I'd say if you're serious about focusing on the 3d side of things, try to get your hands on an Autodesk product (either 3DS Max, Maya, or Softimage) along with a sculpting program (Zbrush or Mudbox). If you're a student, you should be able to get free access to any of these (except zbrush). 

If that deal doesn't apply to you or you just want to focus more on programming and just have the ability to make assets to supplement your project, then Blender is an acceptable substitute.

Nov 17 2012, 8:53pm Anchor
TerranAmbassador wrote:but it doesn't have some of the export/import options that Max would.

If it doesn't have these options, so it cannot send my works to the engine?

rgcotl wrote:
also you could check the sculptris software

Sculptris software? Sry but what's this thing can even do? Just asking (first time heard of it)..

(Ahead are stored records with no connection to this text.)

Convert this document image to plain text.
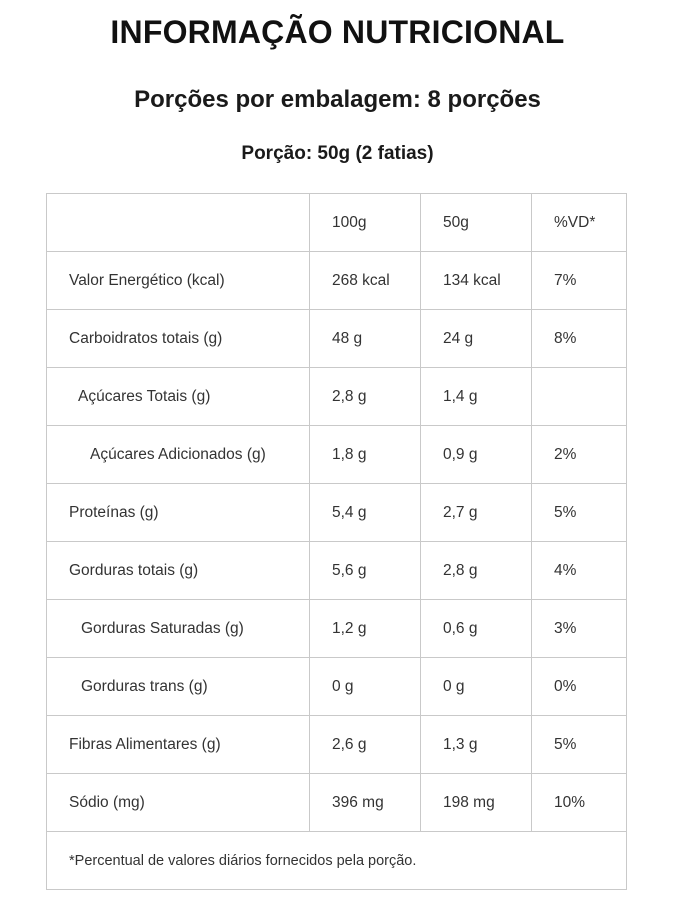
INFORMAÇÃO NUTRICIONAL
Porções por embalagem: 8 porções
Porção: 50g (2 fatias)
	100g	50g	%VD*
Valor Energético (kcal)	268 kcal	134 kcal	7%
Carboidratos totais (g)	48 g	24 g	8%
Açúcares Totais (g)	2,8 g	1,4 g	
Açúcares Adicionados (g)	1,8 g	0,9 g	2%
Proteínas (g)	5,4 g	2,7 g	5%
Gorduras totais (g)	5,6 g	2,8 g	4%
Gorduras Saturadas (g)	1,2 g	0,6 g	3%
Gorduras trans (g)	0 g	0 g	0%
Fibras Alimentares (g)	2,6 g	1,3 g	5%
Sódio (mg)	396 mg	198 mg	10%
*Percentual de valores diários fornecidos pela porção.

xhrit wrote:Blender is the best, because it is Free and Open Source.

Really? Gotta check it out later.

Helmlock wrote:3Ds max for modeling is pretty much the industry standard.

You mean everybody here in Moddb are using it? Even the big game company?

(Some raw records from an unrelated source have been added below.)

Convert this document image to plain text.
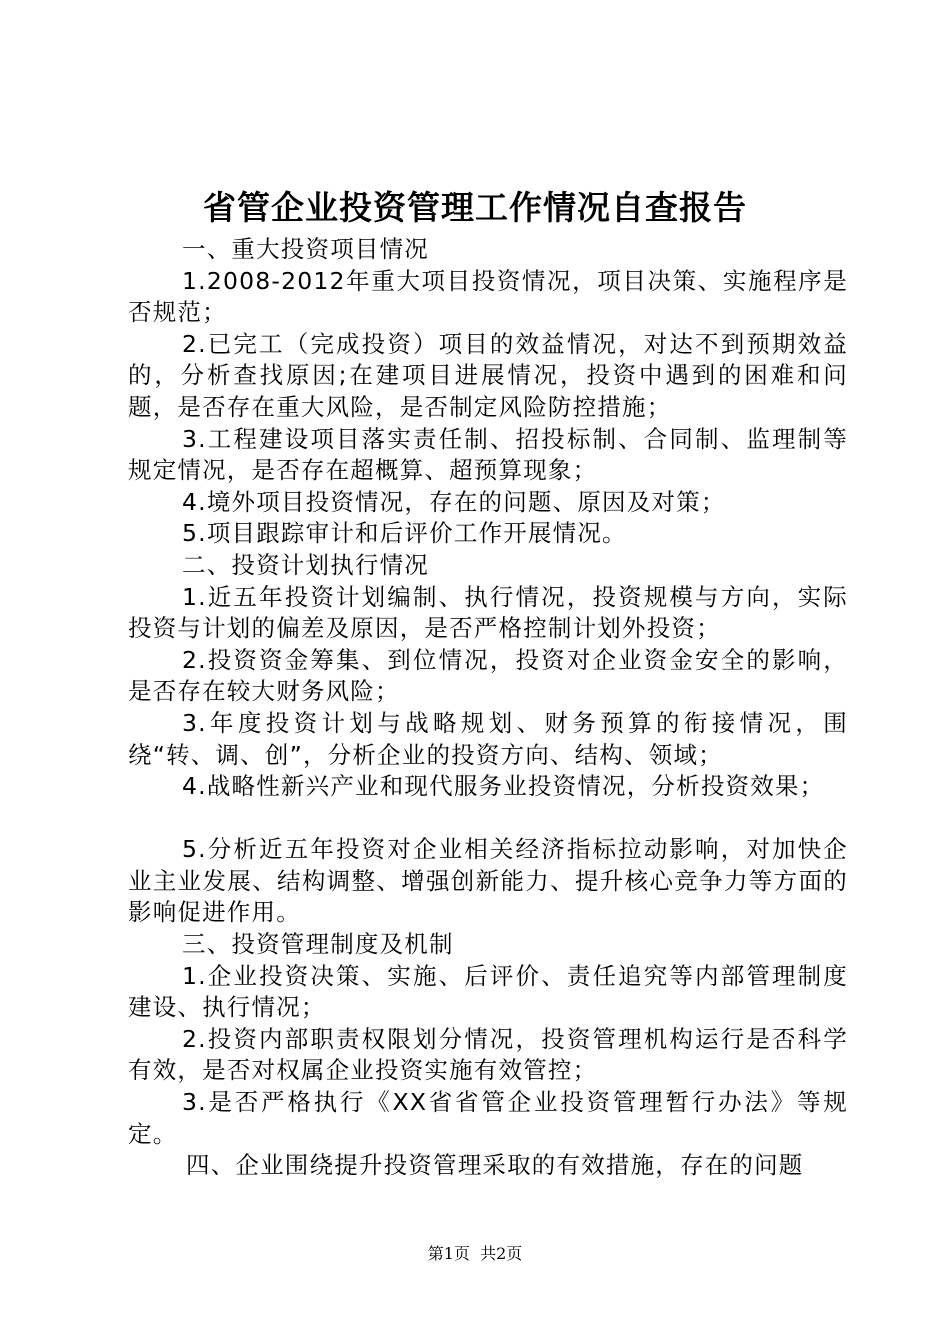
省管企业投资管理工作情况自查报告

一、重大投资项目情况

1.2008-2012年重大项目投资情况，项目决策、实施程序是否规范；

2.已完工（完成投资）项目的效益情况，对达不到预期效益的，分析查找原因;在建项目进展情况，投资中遇到的困难和问题，是否存在重大风险，是否制定风险防控措施；

3.工程建设项目落实责任制、招投标制、合同制、监理制等规定情况，是否存在超概算、超预算现象；

4.境外项目投资情况，存在的问题、原因及对策；

5.项目跟踪审计和后评价工作开展情况。

二、投资计划执行情况

1.近五年投资计划编制、执行情况，投资规模与方向，实际投资与计划的偏差及原因，是否严格控制计划外投资；

2.投资资金筹集、到位情况，投资对企业资金安全的影响，是否存在较大财务风险；

3.年度投资计划与战略规划、财务预算的衔接情况，围绕“转、调、创”，分析企业的投资方向、结构、领域；

4.战略性新兴产业和现代服务业投资情况，分析投资效果；

5.分析近五年投资对企业相关经济指标拉动影响，对加快企业主业发展、结构调整、增强创新能力、提升核心竞争力等方面的影响促进作用。

三、投资管理制度及机制

1.企业投资决策、实施、后评价、责任追究等内部管理制度建设、执行情况；

2.投资内部职责权限划分情况，投资管理机构运行是否科学有效，是否对权属企业投资实施有效管控；

3.是否严格执行《XX省省管企业投资管理暂行办法》等规定。

四、企业围绕提升投资管理采取的有效措施，存在的问题

第1页  共2页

TheHappyFriar wrote:(search the page for "create/edit 3d graphics" : Econsultant.com

Thanks for this link. Now I can search for my free software here. :)

Flash112 wrote:start with what you will be working in! Since you would be re-learning anyway

I'm sry but what's that supposed to mean? ;)

Jok3r098 wrote:it took me ages to learn but having used both blender and max i prefer blender.

So the blender is better than 3DSMax?

Cryrid wrote:then Blender is an acceptable substitute.

Ok, I will look into it.

Wow, there's quite lot of choice we got here. BTW, thanks for the posts, guys. I appreciate it. :D I'm still a student, if you curious . So, there's no way I could get my own credit card that everyone uses to buy that pretty pricely software. I will consider either Blender or Wings3D to use for my work. Anyway, I'm using a netbook (1.67 Ghz). Which is more suitable to me, now? I don't want to get some lagging while modelling..

Edited by: User_Fox

Nov 17 2012, 9:34pm Anchor

Depends. Are you using, say, a .ase file? Then no. You'll need to give the .blend to someone who can import it, and then export it to the .ase, or get a plugin. But if you're using a .obj, or something like that, then yeah, you use it for your engine straight from Blender.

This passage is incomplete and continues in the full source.